AXS Guard Configuration

Internet Interface

  1. Determine the IP address of the gateway to be used by AXS Guard (ISP router/modem/gateway). Mark this IP address as IP_X in subnet 1.

  2. Configure the internet interface with IP address IP_Y in subnet 1 and IP_X as default gateway.

DMZ Interface

  1. Configure the DMZ interface with IP address IP_A in subnet 2.

  2. Configure the DMZ server with IP address IP_B in subnet 2 with IP_A as the default gateway.

  3. If you have a second DMZ server, configure it with IP address IP_C in subnet 2 with IP_A as the default gateway.

Firewall Configuration

Create the required firewall rules in Firewall > Rules > DMZ Filter to allow access to the required ports and/or IP addresses in the DMZ. The more restricted, the better. So we highly recommend you use destination IP addresses and destination ports in the dmzf-rules. Add the newly created rules to the static stat-dmz-filter firewall policy.

If your DMZ server needs to be able to connect to the internet, create the required firewall rules in Firewall > Rules > Through and add them to a static firewall policy or dynamic firewall policy that is assigned to the AXS Guard computer entry created for that server. Dynamic firewall policies are preferred.

Setting up a DMZ with private IP addresses

When should I use private IP addresses in my DMZ?

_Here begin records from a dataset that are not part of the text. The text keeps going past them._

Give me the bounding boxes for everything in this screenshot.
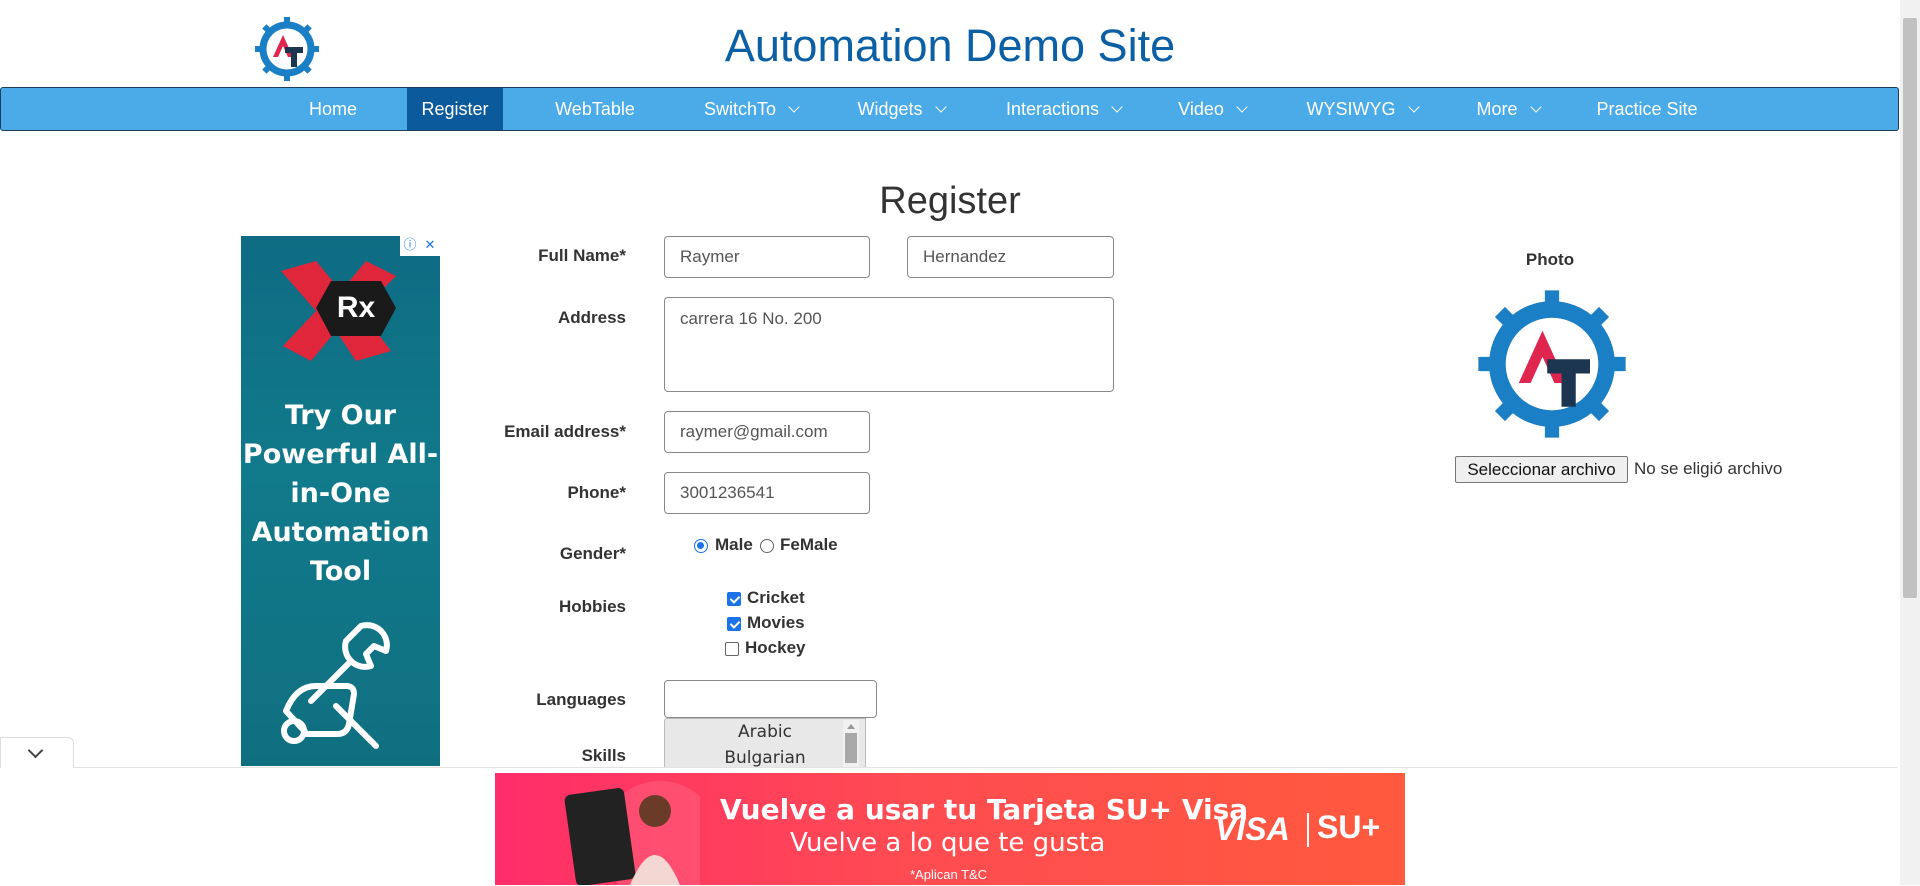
ad-left-text: Try Our Powerful All-in-One Automation T… <box>242 400 439 587</box>
chevron-down-icon <box>934 101 947 113</box>
nav-wysiwyg[interactable]: WYSIWYG <box>1297 88 1427 130</box>
nav-widgets[interactable]: Widgets <box>846 88 956 130</box>
logo-divider <box>1307 813 1309 847</box>
hobbies-label: Hobbies <box>558 597 626 616</box>
wrench-hand-icon <box>281 622 390 749</box>
nav-home[interactable]: Home <box>289 88 377 130</box>
bottom-ad-headline: Vuelve a usar tu Tarjeta SU+ Visa <box>720 793 1249 826</box>
hobby-movies-label[interactable]: Movies <box>747 613 805 633</box>
skills-select[interactable]: Arabic Bulgarian <box>664 718 866 770</box>
nav-home-label: Home <box>308 99 357 119</box>
nav-wysiwyg-label: WYSIWYG <box>1306 99 1396 119</box>
nav-switchto[interactable]: SwitchTo <box>691 88 811 130</box>
nav-switchto-label: SwitchTo <box>703 99 777 119</box>
nav-interactions[interactable]: Interactions <box>991 88 1136 130</box>
chevron-down-icon <box>1111 101 1123 113</box>
nav-video[interactable]: Video <box>1167 88 1257 130</box>
chevron-down-icon <box>27 742 44 759</box>
nav-register-label: Register <box>421 99 489 119</box>
chevron-down-icon <box>788 101 800 113</box>
ad-brand-text: Rx <box>337 291 376 324</box>
nav-practice-site-label: Practice Site <box>1596 99 1698 119</box>
chevron-down-icon <box>1407 101 1420 113</box>
nav-more-label: More <box>1476 99 1518 119</box>
phone-label: Phone* <box>567 483 626 502</box>
phone-input[interactable]: 3001236541 <box>664 472 870 514</box>
nav-register[interactable]: Register <box>407 88 503 130</box>
page-title: Register <box>879 180 1021 222</box>
first-name-input[interactable]: Raymer <box>664 236 870 278</box>
su-logo: SU+ <box>1317 809 1381 845</box>
scroll-thumb[interactable] <box>845 733 857 763</box>
nav-more[interactable]: More <box>1463 88 1553 130</box>
bottom-ad-banner[interactable]: Vuelve a usar tu Tarjeta SU+ Visa Vuelve… <box>495 773 1405 885</box>
photo-label: Photo <box>1525 250 1575 269</box>
nav-webtable-label: WebTable <box>555 99 635 119</box>
visa-logo: VISA <box>1215 811 1290 847</box>
gender-male-label[interactable]: Male <box>715 535 753 555</box>
collapse-ad-button[interactable] <box>0 737 74 768</box>
email-input[interactable]: raymer@gmail.com <box>664 411 870 453</box>
photo-logo-icon <box>1478 290 1626 438</box>
email-label: Email address* <box>504 422 626 441</box>
nav-video-label: Video <box>1178 99 1224 119</box>
gender-female-label[interactable]: FeMale <box>780 535 838 555</box>
last-name-input[interactable]: Hernandez <box>907 236 1114 278</box>
hobby-cricket-label[interactable]: Cricket <box>747 588 805 608</box>
address-textarea[interactable]: carrera 16 No. 200 <box>664 297 1114 392</box>
main-nav: Home Register WebTable SwitchTo Widgets … <box>0 87 1899 131</box>
card-person-icon <box>564 781 700 885</box>
gender-female-radio[interactable] <box>760 539 774 553</box>
file-status-text: No se eligió archivo <box>1634 459 1783 478</box>
bottom-ad-subline: Vuelve a lo que te gusta <box>790 828 1106 858</box>
chevron-down-icon <box>1529 101 1542 113</box>
hobby-hockey-checkbox[interactable] <box>725 642 739 656</box>
gender-male-radio[interactable] <box>694 539 708 553</box>
full-name-label: Full Name* <box>538 246 626 265</box>
hobby-hockey-label[interactable]: Hockey <box>745 638 805 658</box>
chevron-down-icon <box>1236 101 1248 113</box>
ad-left-banner[interactable]: ⓘ ✕ Rx Try Our Powerful All-in-One Autom… <box>241 236 440 766</box>
address-label: Address <box>557 308 626 327</box>
site-title: Automation Demo Site <box>724 20 1176 71</box>
languages-label: Languages <box>536 690 626 709</box>
nav-widgets-label: Widgets <box>857 99 923 119</box>
hobby-movies-checkbox[interactable] <box>727 617 741 631</box>
rx-logo-icon: Rx <box>281 261 396 361</box>
page-scroll-thumb[interactable] <box>1903 18 1917 598</box>
hobby-cricket-checkbox[interactable] <box>727 592 741 606</box>
nav-webtable[interactable]: WebTable <box>541 88 649 130</box>
nav-interactions-label: Interactions <box>1005 99 1100 119</box>
bottom-ad-terms: *Aplican T&C <box>910 867 988 882</box>
skills-scrollbar[interactable] <box>843 720 859 768</box>
choose-file-button[interactable]: Seleccionar archivo <box>1455 456 1628 483</box>
scroll-up-arrow-icon[interactable] <box>847 724 855 729</box>
nav-practice-site[interactable]: Practice Site <box>1591 88 1703 130</box>
languages-input[interactable] <box>664 680 877 718</box>
skills-label: Skills <box>581 746 626 765</box>
gender-label: Gender* <box>559 544 626 563</box>
skills-option[interactable]: Arabic <box>665 719 865 745</box>
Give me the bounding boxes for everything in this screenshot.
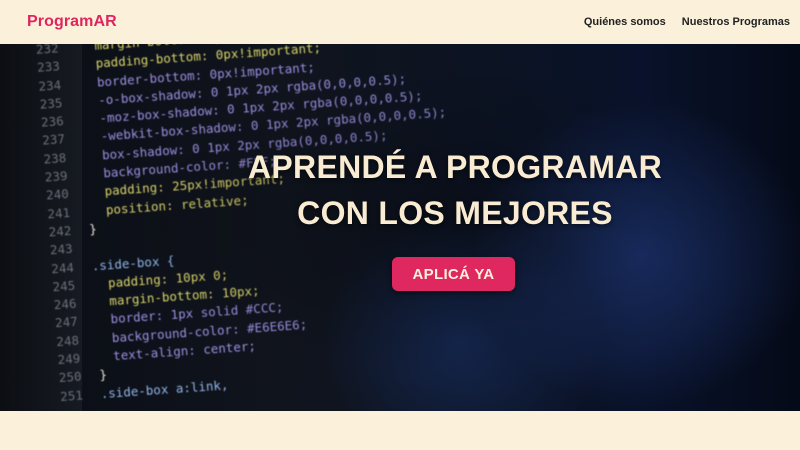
hero-headline-line-2: CON LOS MEJORES (297, 195, 613, 231)
nav-links: Quiénes somos Nuestros Programas (584, 16, 790, 28)
hero-headline: APRENDÉ A PROGRAMAR CON LOS MEJORES (0, 144, 800, 236)
brand-logo-link[interactable]: ProgramAR (27, 13, 117, 31)
apply-now-button[interactable]: APLICÁ YA (392, 257, 515, 291)
nav-link-nuestros-programas[interactable]: Nuestros Programas (682, 16, 790, 28)
hero-headline-line-1: APRENDÉ A PROGRAMAR (247, 149, 662, 185)
navbar: ProgramAR Quiénes somos Nuestros Program… (0, 0, 800, 44)
nav-link-quienes-somos[interactable]: Quiénes somos (584, 16, 666, 28)
page-bottom-area (0, 411, 800, 450)
hero-section: 232margin-bottom: 0px!important;233paddi… (0, 44, 800, 411)
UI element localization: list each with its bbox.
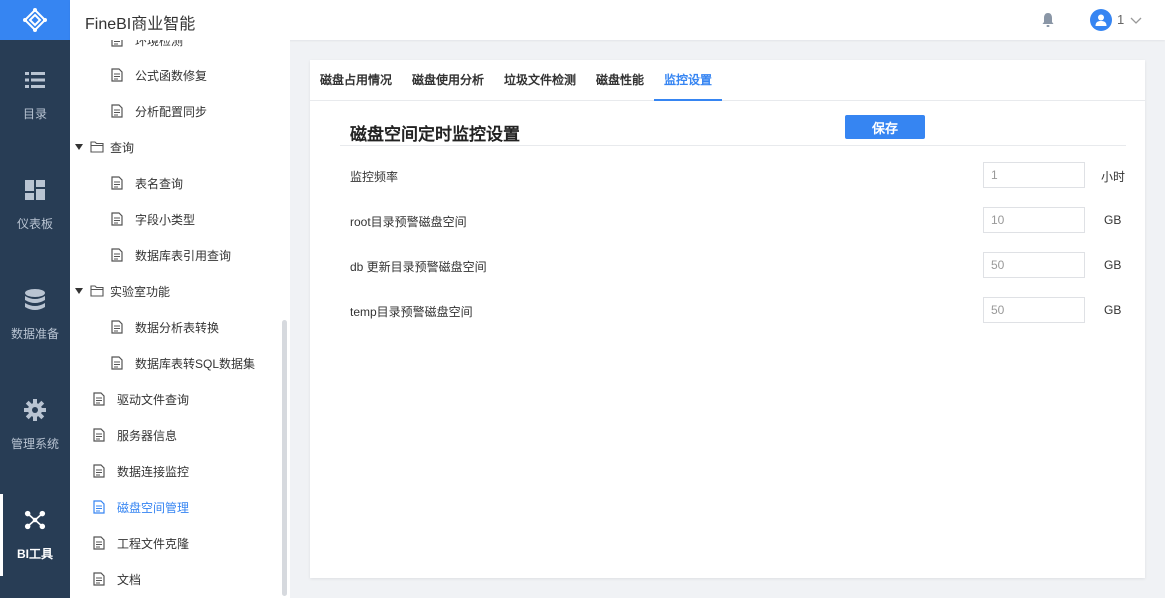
nav-item-label: 仪表板 [16,216,53,231]
db-warning-input[interactable] [983,252,1085,278]
tree-item-label: 数据库表引用查询 [135,248,232,263]
root-warning-unit: GB [1104,213,1122,227]
nav-item-dashboard[interactable]: 仪表板 [0,150,70,260]
tree-item-label: 数据分析表转换 [135,320,220,335]
nav-item-label: 目录 [22,106,47,121]
document-icon [92,392,106,406]
document-icon [92,536,106,550]
tree-item-label: 文档 [117,572,142,587]
tree-item-formula-repair[interactable]: 公式函数修复 [110,65,207,85]
user-avatar[interactable] [1090,9,1112,31]
tree-item-label: 字段小类型 [135,212,196,227]
document-icon [92,428,106,442]
left-nav: 目录 仪表板 数据准备 管理系统 BI工具 [0,0,70,598]
document-icon [110,356,124,370]
tree-item-label: 驱动文件查询 [117,392,190,407]
tree-item-label: 服务器信息 [117,428,178,443]
save-button[interactable]: 保存 [845,115,925,139]
app-title: FineBI商业智能 [85,16,196,33]
frequency-unit: 小时 [1101,170,1126,184]
document-icon [110,212,124,226]
nav-item-data-prep[interactable]: 数据准备 [0,260,70,370]
tree-item-label: 公式函数修复 [135,68,208,83]
content-panel: 磁盘占用情况 磁盘使用分析 垃圾文件检测 磁盘性能 监控设置 磁盘空间定时监控设… [310,60,1145,578]
logo-icon [23,8,47,32]
nav-item-label: 管理系统 [10,436,59,451]
chevron-down-icon[interactable] [1129,13,1143,27]
tree-item-label: 分析配置同步 [135,104,208,119]
tree-item-project-clone[interactable]: 工程文件克隆 [92,533,189,553]
nav-item-label: 数据准备 [10,326,59,341]
document-icon [110,176,124,190]
document-icon [110,248,124,262]
frequency-input[interactable] [983,162,1085,188]
tree-item-docs[interactable]: 文档 [92,569,141,589]
temp-warning-input[interactable] [983,297,1085,323]
tree-item-config-sync[interactable]: 分析配置同步 [110,101,207,121]
user-icon [1095,14,1107,26]
function-tree: 环境检测 公式函数修复 分析配置同步 查询 表名查询 字段小类型 数据库表引用查… [70,40,290,598]
tree-item-db-to-sql[interactable]: 数据库表转SQL数据集 [110,353,255,373]
frequency-label: 监控频率 [350,170,399,184]
tree-folder-query[interactable]: 查询 [74,137,134,157]
tree-item-connection-monitor[interactable]: 数据连接监控 [92,461,189,481]
nav-item-management[interactable]: 管理系统 [0,370,70,480]
tree-item-env-check[interactable]: 环境检测 [110,40,183,50]
temp-warning-unit: GB [1104,303,1122,317]
logo[interactable] [0,0,70,40]
document-icon [92,500,106,514]
tab-junk-detection[interactable]: 垃圾文件检测 [504,60,576,101]
tree-item-label: 数据库表转SQL数据集 [135,356,256,371]
tree-scrollbar[interactable] [282,320,287,596]
tree-item-driver-query[interactable]: 驱动文件查询 [92,389,189,409]
tree-item-label: 数据连接监控 [117,464,190,479]
tree-item-label: 磁盘空间管理 [117,500,190,515]
bell-icon[interactable] [1040,12,1056,28]
tree-item-label: 环境检测 [135,40,184,48]
temp-warning-label: temp目录预警磁盘空间 [350,305,473,319]
caret-down-icon[interactable] [74,286,84,296]
tree-item-table-name-query[interactable]: 表名查询 [110,173,183,193]
tree-item-label: 表名查询 [135,176,184,191]
tab-monitor-settings[interactable]: 监控设置 [654,60,723,101]
folder-icon [90,140,104,154]
divider [340,145,1126,146]
tab-disk-performance[interactable]: 磁盘性能 [596,60,644,101]
nav-item-label: BI工具 [16,546,53,561]
gear-icon [24,398,46,421]
nav-item-catalog[interactable]: 目录 [0,40,70,150]
nav-item-bi-tools[interactable]: BI工具 [0,480,70,590]
user-name[interactable]: 1 [1117,12,1124,27]
top-header: FineBI商业智能 1 [70,0,1165,40]
tab-usage-analysis[interactable]: 磁盘使用分析 [412,60,484,101]
tree-item-label: 工程文件克隆 [117,536,190,551]
tree-item-disk-management[interactable]: 磁盘空间管理 [92,497,189,517]
dashboard-icon [24,179,46,201]
tree-item-field-subtype[interactable]: 字段小类型 [110,209,195,229]
tree-folder-lab[interactable]: 实验室功能 [74,281,170,301]
folder-icon [90,284,104,298]
document-icon [110,320,124,334]
document-icon [92,572,106,586]
section-title: 磁盘空间定时监控设置 [350,125,520,144]
root-warning-input[interactable] [983,207,1085,233]
db-warning-unit: GB [1104,258,1122,272]
tree-item-server-info[interactable]: 服务器信息 [92,425,177,445]
caret-down-icon[interactable] [74,142,84,152]
tree-item-db-ref-query[interactable]: 数据库表引用查询 [110,245,231,265]
tree-item-label: 实验室功能 [110,284,171,299]
network-icon [24,509,46,531]
tree-item-analysis-convert[interactable]: 数据分析表转换 [110,317,219,337]
document-icon [92,464,106,478]
root-warning-label: root目录预警磁盘空间 [350,215,467,229]
db-warning-label: db 更新目录预警磁盘空间 [350,260,487,274]
document-icon [110,40,124,47]
tab-disk-usage[interactable]: 磁盘占用情况 [320,60,392,101]
document-icon [110,104,124,118]
tree-item-label: 查询 [110,140,135,155]
database-icon [24,288,46,311]
list-icon [24,69,46,91]
document-icon [110,68,124,82]
tab-bar: 磁盘占用情况 磁盘使用分析 垃圾文件检测 磁盘性能 监控设置 [310,60,1145,101]
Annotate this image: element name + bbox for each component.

If you don’t have a /29 or two /30 public IP subnets at your disposal, then you need to configure your DMZ with private IP addresses. This is also an option is you simply don’t want to use public IP addresses for your DMZ or because you prefer to use masquerading (NAT).

Important

In this scenario, all DMZ servers share the same public IP address, which means you cannot use round robin DNS for load balancing.

Requirements

Reserve a subnet for your DMZ in a range that is not used elsewhere in your network, including VPN tunnels. Undesirable routing conflicts will occur otherwise.

Schematic Diagram

DMZ Example with Private IPs

AXS Guard Configuration

Internet Interface

No specific configuration required.

DMZ Interface

Configure the DMZ interface with an IP address in a private IP range, i.e. 10.0.0.0 - 10.255.255.255, 172.16.0.0 - 172.31.255.255 or 192.168.0.0 - 192.168.255.255.

NAT Rules

  1. Go to Network > NAT > Masquerading to create a MASQ rule to masquerade traffic originating from the DMZ going towards the Internet. Failing to do so will cause traffic to be dropped when it leaves the AXS Guard appliance, as private IP addresses don’t work on the public Internet.

  2. Create the required port forwarding rules via Network > NAT > Port Forwarding to forward traffic from the Internet to the DMZ server. You can select only one destination IP address; so no load balancing is possible here. If you need load balancing, it must be set up separately between the AXS Guard appliance and the DMZ servers.

Firewall Configuration

If your DMZ server needs to connect to the Internet, go to Firewall > Rules > Through and add the rules to a static firewall policy or a dynamic firewall policy that is assigned to the AXS Guard computer entry created for the DMZ server. Dynamic firewall policies are preferred.